2. Hak hamba atau hak perorangan adalah hak-hak yang apabila dilanggar akan merugikan diri perorangan yang bersangkutan.
Pada prinsipnya semua hukum yang diturunkan oleh Allah adalah hak Allah dalam arti wajib dilakukan. Adanya pemisahan kategori dalam rangka agar dapat membedakan antara hukum yang penyelesaiannya terdapat jalan alternatif dan hukum yang cara penyelesaiannya tidak terdapat jalan alternatif, dengan kata lain harus mengikuti ketentuan hukum yang sudah ada dalam nash.
Dalam masalah kewarisan timbul pertanyaan, apakah hak seseorang untuk mewarisi ahli warisnya yang meninggal termasuk kategori hak Allah atau hak hamba?
Menurut pendapat Muhammad Abu Zahrah dalam bukunya ushul fiqh beliau menegaskan bahwa hak seseorang untuk mewarisi harta peninggalan ahli warisnya yang meninggal dunia termasuk dalam kategori hak hamba atau hak perorangan secara murni. Berdasarkan keterangan Abu Zahrah tersebut, pembagian harta warisan apabila setiap ahli waris rela membaginya dengan cara kekeluargaan atau perdamaian sesuai dengan kesepakatan setiap pihak yang terkait. Hal ini tentunya sah saja dilakukan apabila ada persetujuan antara ahli waris yang merelakan atau menggugurkan haknya dalam pembagian harta warisannya untuk diserahkan kepada ahli waris yang lain.
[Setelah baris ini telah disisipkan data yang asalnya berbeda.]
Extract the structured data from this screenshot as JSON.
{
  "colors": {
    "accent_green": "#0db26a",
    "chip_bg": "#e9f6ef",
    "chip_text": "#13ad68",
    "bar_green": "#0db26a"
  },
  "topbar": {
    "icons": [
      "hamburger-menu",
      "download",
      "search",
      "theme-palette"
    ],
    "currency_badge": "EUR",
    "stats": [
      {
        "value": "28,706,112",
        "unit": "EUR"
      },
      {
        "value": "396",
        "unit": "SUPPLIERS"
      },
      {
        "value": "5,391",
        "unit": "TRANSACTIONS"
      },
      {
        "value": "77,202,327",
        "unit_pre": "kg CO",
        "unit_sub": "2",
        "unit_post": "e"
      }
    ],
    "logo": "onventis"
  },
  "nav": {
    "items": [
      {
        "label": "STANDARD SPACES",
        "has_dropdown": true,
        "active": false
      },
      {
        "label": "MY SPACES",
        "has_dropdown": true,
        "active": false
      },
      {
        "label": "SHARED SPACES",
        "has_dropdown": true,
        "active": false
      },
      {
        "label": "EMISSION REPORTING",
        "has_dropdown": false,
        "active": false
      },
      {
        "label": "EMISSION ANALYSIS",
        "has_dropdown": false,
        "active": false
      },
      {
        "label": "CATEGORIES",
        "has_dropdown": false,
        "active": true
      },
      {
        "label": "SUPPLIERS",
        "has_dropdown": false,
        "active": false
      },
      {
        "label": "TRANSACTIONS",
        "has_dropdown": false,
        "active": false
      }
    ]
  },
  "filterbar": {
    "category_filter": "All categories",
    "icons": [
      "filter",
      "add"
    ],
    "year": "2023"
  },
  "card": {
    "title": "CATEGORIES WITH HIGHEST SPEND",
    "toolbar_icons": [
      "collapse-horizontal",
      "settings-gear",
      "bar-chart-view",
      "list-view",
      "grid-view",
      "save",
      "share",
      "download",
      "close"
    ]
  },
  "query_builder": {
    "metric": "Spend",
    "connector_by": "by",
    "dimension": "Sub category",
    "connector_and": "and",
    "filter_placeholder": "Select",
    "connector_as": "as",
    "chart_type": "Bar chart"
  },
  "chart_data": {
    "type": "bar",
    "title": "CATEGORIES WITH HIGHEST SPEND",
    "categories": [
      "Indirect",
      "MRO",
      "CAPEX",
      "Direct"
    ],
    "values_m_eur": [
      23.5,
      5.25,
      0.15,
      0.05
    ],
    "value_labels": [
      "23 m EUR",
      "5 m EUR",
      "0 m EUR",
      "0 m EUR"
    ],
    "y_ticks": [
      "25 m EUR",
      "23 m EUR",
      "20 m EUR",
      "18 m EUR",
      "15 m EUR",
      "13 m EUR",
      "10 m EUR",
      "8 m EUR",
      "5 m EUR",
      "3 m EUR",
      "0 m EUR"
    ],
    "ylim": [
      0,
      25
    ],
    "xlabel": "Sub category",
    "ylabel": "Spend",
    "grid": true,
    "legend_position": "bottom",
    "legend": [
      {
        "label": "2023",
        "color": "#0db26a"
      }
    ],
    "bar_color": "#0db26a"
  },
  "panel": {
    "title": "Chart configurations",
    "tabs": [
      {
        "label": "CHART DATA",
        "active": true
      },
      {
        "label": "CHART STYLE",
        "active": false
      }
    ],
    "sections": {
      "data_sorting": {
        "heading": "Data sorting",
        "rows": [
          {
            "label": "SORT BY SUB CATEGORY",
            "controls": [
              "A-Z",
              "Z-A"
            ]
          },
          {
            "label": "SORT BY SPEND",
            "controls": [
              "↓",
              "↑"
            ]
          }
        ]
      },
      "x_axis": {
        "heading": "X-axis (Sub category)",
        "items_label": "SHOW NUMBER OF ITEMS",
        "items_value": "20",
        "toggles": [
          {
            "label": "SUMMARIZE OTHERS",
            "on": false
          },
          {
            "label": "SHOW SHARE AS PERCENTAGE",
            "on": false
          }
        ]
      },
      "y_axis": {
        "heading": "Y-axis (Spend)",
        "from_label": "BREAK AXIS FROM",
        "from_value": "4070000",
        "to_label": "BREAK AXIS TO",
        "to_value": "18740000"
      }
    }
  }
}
Namun secara normatif pembagian warisan hanya bisa dilakukan sesuai dengan ketentuan yang sudah jelas yang ada di dalam Alquran dan sunah, menurut para ulama juga sepakat bahwa ketentuan yang ada dalam nash tersebut termasuk ayat-ayat dan sunah yang menunjukkan petunjuk yang pasti atau dalalah qath'i.
Pembagian warisan dengan shulhu dapat dilakukan dalam keadaan tertentu. Artinya, apabila di dalam kenyataan ahli waris yang menerima bagiannya lebih besar secara ekonominya telah berkecukupan dan di sisi lain terdapat ahli waris lainnya yang menerima bagian lebih sedikit dan dalam keadaan ekonomi yang kekurangan, maka pembagian warisan di antara ahli waris tersebut dapat dilakukan dengan cara shulhu atau bermufakat untuk melakukan perdamaian dalam pembagian harta warisan tersebut.
Dengan cara ini, memungkinkan adanya upaya mengurangi kesenjangan ekonomi antara ahli waris yang satu dengan ahli waris yang lainnya, sebab kesenjangan ekonomi dapat memicu timbulnya konflik di antara ahli waris.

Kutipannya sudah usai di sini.